1.Marin Cilic: The Croatian was given a nine-month ban in 2013 after the International Tennis Federation (ITF) said traces of the banned stimulant nikethamide were found in a sample he gave at a tournament in Munich. Cilic claimed the failed test was a result of taking over-the-counter glucose tablets, but argued only a by-product of the banned substance had been found. He took his case to the Court of Arbitration for Sport (CAS) and the ban was reduced to four months. Cilic won his first grand slam title at the US Open the following year.

2.Viktor Troicki: The Serbian professional tennis player figured in another recent and controversial case. On 25 July 2013, Troicki was banned from playing tennis for 18 months, for failing to provide a blood sample at the Monte-Carlo Masters event. However, the suspension was reduced on appeal to one year, meaning he could play from 15 July 2014. After the Court of Arbitration for Sport announced its decision, Troicki, who had hoped his suspension would be overturned, said that he has “no idea about what to do now or where to go. I hope somehow I will be able to fight back."

Troicki refused to take a blood test claiming he was feeling unwell and had a phobia of needles. Troicki vociferously maintained his innocence, claiming he had been told by the doping control officer he could take the test the following day. Novak Djokovic spoke out in an impassioned defence of his friend, calling it an injustice and claiming he had lost faith in the system.
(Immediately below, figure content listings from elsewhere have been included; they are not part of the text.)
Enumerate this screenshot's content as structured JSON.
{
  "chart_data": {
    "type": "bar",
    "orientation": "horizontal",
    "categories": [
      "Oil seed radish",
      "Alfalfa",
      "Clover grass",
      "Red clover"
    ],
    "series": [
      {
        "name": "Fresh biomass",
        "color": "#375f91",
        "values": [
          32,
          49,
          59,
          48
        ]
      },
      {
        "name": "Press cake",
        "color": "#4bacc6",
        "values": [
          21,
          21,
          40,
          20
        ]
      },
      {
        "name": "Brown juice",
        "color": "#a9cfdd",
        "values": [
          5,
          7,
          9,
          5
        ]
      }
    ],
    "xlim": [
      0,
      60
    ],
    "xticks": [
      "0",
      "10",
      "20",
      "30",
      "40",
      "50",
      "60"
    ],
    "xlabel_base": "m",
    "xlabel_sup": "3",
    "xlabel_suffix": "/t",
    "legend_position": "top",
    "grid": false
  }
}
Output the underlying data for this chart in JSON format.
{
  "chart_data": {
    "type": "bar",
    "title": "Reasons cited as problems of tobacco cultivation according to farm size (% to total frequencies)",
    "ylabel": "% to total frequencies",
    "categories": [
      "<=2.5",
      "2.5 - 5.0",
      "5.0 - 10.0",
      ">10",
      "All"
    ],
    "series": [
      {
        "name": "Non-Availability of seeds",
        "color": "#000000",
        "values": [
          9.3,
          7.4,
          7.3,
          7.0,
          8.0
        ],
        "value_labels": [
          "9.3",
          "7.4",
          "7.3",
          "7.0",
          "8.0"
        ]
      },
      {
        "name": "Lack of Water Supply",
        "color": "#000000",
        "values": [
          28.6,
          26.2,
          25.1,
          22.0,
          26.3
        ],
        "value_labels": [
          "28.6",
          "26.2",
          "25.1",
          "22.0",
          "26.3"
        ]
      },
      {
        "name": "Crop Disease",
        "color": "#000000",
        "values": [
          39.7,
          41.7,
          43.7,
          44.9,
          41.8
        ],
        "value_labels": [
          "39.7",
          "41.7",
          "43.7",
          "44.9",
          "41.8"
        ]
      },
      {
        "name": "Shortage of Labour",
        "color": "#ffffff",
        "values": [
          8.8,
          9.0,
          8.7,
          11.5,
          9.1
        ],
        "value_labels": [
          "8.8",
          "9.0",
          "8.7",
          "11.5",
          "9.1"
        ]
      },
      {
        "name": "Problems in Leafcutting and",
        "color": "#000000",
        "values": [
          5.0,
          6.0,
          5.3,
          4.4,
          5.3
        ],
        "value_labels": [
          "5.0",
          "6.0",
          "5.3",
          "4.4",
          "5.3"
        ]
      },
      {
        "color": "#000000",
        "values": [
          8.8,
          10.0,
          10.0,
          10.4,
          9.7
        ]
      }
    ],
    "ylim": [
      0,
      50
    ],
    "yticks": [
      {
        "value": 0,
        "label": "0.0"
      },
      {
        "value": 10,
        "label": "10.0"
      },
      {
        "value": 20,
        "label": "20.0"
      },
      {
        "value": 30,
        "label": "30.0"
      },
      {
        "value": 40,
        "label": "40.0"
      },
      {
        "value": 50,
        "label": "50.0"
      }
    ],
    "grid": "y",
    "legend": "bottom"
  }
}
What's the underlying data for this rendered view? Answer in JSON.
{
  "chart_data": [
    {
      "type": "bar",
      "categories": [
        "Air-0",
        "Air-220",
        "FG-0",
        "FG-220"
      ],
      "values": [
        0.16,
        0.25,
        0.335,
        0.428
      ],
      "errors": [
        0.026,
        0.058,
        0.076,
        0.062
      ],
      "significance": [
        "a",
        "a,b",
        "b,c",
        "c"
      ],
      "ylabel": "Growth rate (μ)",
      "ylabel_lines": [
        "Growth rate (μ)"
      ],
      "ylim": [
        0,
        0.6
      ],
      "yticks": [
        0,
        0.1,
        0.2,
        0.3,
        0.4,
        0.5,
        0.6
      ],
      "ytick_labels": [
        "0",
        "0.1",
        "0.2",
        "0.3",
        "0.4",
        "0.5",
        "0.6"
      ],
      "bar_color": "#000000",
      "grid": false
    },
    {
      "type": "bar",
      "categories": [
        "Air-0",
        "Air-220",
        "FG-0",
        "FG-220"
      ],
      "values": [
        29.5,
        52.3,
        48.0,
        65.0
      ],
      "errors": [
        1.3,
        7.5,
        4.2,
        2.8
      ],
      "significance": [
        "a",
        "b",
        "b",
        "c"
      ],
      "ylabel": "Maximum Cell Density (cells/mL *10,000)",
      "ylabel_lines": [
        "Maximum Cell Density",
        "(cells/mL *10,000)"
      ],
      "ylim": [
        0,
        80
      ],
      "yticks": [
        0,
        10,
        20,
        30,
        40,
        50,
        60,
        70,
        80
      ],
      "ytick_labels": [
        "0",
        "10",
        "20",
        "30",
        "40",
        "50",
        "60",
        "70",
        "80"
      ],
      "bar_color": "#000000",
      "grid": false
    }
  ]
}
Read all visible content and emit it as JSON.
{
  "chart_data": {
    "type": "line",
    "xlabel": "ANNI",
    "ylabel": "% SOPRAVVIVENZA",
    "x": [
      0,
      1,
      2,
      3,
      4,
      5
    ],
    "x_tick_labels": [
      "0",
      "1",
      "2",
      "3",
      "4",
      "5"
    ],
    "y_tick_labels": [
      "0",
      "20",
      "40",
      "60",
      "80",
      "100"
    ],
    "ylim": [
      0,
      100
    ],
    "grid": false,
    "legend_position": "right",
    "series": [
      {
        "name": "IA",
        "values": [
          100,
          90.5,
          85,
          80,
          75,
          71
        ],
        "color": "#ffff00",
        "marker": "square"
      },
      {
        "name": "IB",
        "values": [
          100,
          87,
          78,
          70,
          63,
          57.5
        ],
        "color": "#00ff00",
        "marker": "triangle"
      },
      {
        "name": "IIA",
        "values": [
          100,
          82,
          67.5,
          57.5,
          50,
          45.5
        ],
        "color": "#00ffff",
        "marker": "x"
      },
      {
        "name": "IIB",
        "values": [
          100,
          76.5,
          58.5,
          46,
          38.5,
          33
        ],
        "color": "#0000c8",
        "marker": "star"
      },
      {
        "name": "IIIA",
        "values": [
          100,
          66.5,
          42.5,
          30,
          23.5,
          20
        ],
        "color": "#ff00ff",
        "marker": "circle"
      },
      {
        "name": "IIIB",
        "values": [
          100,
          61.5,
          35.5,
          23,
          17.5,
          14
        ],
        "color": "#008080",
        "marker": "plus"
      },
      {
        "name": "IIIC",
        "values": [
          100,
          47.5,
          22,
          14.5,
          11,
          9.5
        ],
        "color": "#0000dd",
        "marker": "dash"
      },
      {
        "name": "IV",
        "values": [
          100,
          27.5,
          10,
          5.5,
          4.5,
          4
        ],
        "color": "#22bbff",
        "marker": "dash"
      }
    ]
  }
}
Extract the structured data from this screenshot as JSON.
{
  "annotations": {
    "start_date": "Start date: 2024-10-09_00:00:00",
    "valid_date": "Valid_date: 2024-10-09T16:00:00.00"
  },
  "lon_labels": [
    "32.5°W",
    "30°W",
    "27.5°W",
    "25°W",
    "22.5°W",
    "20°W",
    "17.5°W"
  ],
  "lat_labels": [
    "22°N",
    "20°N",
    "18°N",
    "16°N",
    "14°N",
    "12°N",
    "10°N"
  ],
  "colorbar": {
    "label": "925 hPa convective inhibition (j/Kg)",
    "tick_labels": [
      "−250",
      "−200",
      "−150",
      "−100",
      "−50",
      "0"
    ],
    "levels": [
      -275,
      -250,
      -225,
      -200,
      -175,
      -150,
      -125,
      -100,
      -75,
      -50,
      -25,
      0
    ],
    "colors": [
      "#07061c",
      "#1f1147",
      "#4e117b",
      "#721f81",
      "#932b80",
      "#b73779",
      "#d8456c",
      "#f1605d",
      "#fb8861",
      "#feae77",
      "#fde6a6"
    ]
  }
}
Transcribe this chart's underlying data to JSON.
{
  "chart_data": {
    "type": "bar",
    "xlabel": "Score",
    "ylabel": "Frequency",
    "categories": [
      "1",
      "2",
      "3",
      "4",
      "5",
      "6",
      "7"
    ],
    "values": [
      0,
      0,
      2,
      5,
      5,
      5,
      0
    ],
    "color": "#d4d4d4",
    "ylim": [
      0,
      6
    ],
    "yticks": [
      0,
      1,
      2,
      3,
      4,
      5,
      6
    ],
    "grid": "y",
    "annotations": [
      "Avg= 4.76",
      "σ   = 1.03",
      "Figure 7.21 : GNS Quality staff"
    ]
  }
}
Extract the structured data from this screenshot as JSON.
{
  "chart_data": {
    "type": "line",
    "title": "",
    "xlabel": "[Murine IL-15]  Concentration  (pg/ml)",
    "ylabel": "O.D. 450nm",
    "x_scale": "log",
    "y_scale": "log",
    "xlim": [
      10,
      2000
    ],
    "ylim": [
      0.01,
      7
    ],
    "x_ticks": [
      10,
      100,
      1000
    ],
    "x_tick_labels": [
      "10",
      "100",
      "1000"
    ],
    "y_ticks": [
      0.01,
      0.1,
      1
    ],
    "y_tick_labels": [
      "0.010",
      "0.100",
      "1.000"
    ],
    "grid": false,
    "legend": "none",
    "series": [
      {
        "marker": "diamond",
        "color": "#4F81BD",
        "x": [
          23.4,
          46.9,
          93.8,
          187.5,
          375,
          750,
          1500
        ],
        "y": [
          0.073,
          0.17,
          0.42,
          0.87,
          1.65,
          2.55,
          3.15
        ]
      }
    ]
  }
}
3.Martina Hingis: The Swiss professional tennis player admitted in November 2007 that she had tested positive for cocaine during the summer Wimbledon Championships held that year. But the Swiss, a winner of five grand slam titles and the youngest world No 1 in history when she was 16, maintained her innocence, claiming she had never used the recreational drug. Hingis was banned for two years in January 2008 after an independent tribunal confirmed the doping offence. The International Tennis Federation (ITF) said in a statement that the 27-year-old Swiss would also forfeit the ranking points resulting from the previous year’s Wimbledon championships and $129,481 in prize money. Hingis said she had “no desire to spend the next several years of my life reduced to fighting against the doping officials."

4.Andre Agassi: The American tennis player and former World No. 1 was one of the game’s most dominant players from the early 1990s to the mid-2000s. Agassi is an eight-time grand slam champion and the first male player to win all four major tournaments on three different surfaces - hard, clay and grass. In November 2009, Agassi admitted in his autobiography Open that he used and tested positive for methamphetamine in 1997.

5.Greg Rusedski: The former British number one was among a number of players to test positive for the steroid nandrolone in 2003. He was cleared of wrongdoing after a tribunal ruled he, along with the other players, had taken the drug inadvertently in contaminated pills handed out by ATP trainers.